Melfa mengangguk dan mulai untuk menikmati makanan mereka. Keyza terus saja memandang Melfa yang tengah serius melahap makanannya.

"Mel," panggil Tyas

"Apaan?"

Jawab Melfa dan berhenti makan.

"Gue mau ngomong."

"Ngomong lah," ucap Melfa mempersilahkan.

"Menurut lo, gue harus gimana."

"Jalani aja."

"Ihhh lo mah gak ngerti."

Cetus Tyas kesal.

"Loh, yang dipermasalahkan apa lagi, bukannya lo udah minta maaf sama bu Yuni"

"Iya sih, tapi lo tau kan efek sampingnya."

"Enggak."

"Gue takut diaduin kebokap."

"Makanya sebelum melakukan sesuatu dipikir dulu. Nah sekarang lo sendirikan yang bingung."

"Isss Mel. "

"Udah santai aja, masa sih seorang Tyas yang terkenal tomboi bisa depresi karena masalah sepele ta..."

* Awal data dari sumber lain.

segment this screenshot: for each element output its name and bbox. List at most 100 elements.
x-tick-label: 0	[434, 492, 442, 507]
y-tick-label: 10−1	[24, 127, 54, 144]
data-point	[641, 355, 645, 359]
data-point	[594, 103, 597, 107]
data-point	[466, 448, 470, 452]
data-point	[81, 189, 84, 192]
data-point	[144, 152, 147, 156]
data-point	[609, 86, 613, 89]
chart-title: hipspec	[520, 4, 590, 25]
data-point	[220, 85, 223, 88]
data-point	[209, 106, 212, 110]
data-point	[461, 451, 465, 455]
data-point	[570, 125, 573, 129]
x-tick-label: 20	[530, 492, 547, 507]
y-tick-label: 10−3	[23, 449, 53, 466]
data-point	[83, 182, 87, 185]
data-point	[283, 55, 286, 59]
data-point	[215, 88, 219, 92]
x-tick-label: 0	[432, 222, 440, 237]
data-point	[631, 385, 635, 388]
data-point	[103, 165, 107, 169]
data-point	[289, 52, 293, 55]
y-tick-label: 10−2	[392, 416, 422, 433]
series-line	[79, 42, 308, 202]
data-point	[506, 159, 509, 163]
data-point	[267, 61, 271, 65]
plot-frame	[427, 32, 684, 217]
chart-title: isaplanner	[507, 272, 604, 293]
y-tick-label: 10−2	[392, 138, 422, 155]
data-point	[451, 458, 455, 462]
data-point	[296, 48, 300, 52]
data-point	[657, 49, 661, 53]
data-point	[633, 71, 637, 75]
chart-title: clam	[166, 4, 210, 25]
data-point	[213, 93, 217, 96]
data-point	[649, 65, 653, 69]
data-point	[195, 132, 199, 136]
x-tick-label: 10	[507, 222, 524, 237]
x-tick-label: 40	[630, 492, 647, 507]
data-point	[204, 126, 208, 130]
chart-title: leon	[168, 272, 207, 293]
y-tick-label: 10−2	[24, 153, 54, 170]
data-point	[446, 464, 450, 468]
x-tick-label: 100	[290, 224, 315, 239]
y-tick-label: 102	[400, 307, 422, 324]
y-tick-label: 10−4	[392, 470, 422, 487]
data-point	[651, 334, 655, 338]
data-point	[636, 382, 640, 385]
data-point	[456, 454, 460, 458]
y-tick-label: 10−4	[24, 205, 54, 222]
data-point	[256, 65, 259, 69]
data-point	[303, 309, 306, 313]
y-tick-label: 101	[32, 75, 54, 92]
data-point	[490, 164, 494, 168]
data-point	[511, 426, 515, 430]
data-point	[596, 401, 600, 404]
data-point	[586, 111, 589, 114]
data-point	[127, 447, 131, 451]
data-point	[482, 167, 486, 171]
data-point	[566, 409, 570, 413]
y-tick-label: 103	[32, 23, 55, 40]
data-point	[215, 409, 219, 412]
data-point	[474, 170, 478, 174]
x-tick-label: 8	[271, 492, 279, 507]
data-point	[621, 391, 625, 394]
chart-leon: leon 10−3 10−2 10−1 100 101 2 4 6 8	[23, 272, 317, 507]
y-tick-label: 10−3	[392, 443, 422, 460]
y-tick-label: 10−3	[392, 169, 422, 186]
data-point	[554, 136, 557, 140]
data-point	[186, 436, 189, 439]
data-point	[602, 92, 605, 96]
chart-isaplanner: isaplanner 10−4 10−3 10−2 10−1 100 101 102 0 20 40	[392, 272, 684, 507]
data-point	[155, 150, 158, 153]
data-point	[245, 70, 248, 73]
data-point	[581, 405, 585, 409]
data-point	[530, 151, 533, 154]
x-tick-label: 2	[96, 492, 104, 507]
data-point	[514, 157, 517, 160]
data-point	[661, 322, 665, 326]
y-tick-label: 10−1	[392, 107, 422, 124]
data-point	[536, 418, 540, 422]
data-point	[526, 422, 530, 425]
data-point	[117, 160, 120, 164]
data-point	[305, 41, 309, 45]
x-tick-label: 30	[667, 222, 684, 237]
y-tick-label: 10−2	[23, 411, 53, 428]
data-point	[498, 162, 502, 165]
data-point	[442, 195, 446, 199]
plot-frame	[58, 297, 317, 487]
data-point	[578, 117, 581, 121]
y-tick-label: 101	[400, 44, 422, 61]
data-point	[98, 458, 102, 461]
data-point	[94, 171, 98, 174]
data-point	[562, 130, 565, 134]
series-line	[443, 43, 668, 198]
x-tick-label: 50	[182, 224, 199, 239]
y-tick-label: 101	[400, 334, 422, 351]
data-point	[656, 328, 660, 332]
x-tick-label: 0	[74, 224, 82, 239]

Ucap Melfa dengan kecepatan bicaranya sangat laju membuat Tyas geram mendengarnya refleks mencubit tangan temannya itu. Keyza dan Tyas tertawa geli melihat tingkah aneh mereka dan hanya menyimak sambil menikmati hidangan.

"Aduh sakit tau Yas."

Ringis Melfa.

"Gue belum selesai ngomong eh lo udah nyimpulin seenaknya."

"Hehehe maaf, habisnya gue cuma memprediksi doang kok."

"Halah, lo mah gitu."

"Yaudah sambunglah ngomongnya, sebelum giliran gue yang ngomong!"

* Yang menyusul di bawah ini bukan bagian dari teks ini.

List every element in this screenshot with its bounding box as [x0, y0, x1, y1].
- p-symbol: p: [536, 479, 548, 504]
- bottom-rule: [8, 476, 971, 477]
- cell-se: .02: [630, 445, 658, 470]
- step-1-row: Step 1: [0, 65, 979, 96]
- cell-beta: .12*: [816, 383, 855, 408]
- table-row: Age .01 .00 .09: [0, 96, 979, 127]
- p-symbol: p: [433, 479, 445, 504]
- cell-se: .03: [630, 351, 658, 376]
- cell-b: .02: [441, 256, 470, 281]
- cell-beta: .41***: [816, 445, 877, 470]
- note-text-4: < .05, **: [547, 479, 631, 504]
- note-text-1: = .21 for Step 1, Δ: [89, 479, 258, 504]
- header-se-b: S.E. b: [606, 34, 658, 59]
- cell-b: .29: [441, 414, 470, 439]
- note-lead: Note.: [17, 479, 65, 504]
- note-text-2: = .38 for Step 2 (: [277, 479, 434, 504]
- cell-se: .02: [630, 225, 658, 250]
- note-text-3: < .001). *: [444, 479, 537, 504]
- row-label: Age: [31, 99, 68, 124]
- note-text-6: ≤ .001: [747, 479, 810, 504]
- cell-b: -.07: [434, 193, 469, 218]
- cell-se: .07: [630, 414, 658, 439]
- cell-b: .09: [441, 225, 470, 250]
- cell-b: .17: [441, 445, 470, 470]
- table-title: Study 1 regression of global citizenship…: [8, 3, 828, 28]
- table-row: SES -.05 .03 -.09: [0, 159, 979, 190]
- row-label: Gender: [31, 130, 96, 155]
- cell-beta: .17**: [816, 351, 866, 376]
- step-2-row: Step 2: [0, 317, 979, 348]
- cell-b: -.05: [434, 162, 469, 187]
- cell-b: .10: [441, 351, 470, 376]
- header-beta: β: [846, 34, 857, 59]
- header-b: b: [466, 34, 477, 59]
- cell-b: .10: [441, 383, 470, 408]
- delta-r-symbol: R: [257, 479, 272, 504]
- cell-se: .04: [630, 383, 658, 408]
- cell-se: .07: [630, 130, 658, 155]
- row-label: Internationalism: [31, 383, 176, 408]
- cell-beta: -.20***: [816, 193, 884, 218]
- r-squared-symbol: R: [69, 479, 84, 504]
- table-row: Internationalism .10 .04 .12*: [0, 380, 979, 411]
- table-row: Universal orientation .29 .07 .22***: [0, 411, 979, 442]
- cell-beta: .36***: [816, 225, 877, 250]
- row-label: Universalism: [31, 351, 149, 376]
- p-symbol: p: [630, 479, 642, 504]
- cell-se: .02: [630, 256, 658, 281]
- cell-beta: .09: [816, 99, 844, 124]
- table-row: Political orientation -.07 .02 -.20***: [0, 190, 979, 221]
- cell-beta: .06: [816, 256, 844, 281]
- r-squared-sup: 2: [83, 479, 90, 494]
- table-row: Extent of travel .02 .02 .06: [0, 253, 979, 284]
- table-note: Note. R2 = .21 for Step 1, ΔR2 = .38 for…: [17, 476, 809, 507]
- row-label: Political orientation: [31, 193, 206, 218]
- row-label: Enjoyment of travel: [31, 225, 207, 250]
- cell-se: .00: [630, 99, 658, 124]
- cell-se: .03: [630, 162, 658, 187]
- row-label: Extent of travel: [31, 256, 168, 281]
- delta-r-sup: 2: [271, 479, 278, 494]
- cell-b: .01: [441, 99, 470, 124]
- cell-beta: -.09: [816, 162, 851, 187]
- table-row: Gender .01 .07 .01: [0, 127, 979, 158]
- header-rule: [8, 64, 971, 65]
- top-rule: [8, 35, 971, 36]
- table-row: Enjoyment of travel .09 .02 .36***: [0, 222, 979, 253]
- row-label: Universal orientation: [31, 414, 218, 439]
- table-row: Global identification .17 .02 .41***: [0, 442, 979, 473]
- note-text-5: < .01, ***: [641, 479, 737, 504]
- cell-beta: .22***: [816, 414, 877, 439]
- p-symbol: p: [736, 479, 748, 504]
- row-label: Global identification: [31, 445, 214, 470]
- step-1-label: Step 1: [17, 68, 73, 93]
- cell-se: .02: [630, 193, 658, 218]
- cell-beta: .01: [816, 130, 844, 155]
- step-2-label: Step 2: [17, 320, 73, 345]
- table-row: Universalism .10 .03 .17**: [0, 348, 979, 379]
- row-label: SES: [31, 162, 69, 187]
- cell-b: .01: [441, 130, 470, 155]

Tyas menjelaskan peristiwa yang kemarin terjadi pada dirinya secara detail.

"Ohh jadi gitu."

Ucap Melfa seraya membulatkan mulutnya.

"Itu doang tanggapan lo."

"Ada sad sadnya tapi lucu wkwk."

"Lucu lo bilang? Ya ampun Mel. Harus keberapa kalinya lagi gue bisa sabar ngadepin sikap lo yang nyebelin."

"Heheh canda Tyas, mungkin ada hikmah di balik itu semua."

"Apa emang?"

"Saingan belajar gue jadi berkurang ahaha."

"Anjir."

"Dah ah gue gak tau ngasi saran sama lo, entar salah kasih lo juga yang susah kayak kemarin. Lebih baik lo tanya sama yang udah berpengalaman. Karena gue masih polos dan gak tau masalah ini wkwk. "

"Iya sih, tapi makasi ya lo udah mau luangin waktu belajar cuma demi dengarin curhatan gue. Meskipun lo gak ngasih saran setidaknya lo udah bikin gue merasa lega dengan bercerita bisa mengurangi beban pikiran yang sempat menjadi alasan gue mengakhiri hidup ini."

"Masak iya lo mau bunuh diri . Gak lo banget ahh!!"

"Hehe tapi bohong."

"Terus masalahnya sama kak Keysal apa?" Melfa melirik Keyza.

"Itu dia dekat banget sama teman sekelasnya, kalo gak salah namanya Sherin," ujar Keyza menjelaskan.

"Mereka emang dekat dari dulu tapi," tambah Tyas.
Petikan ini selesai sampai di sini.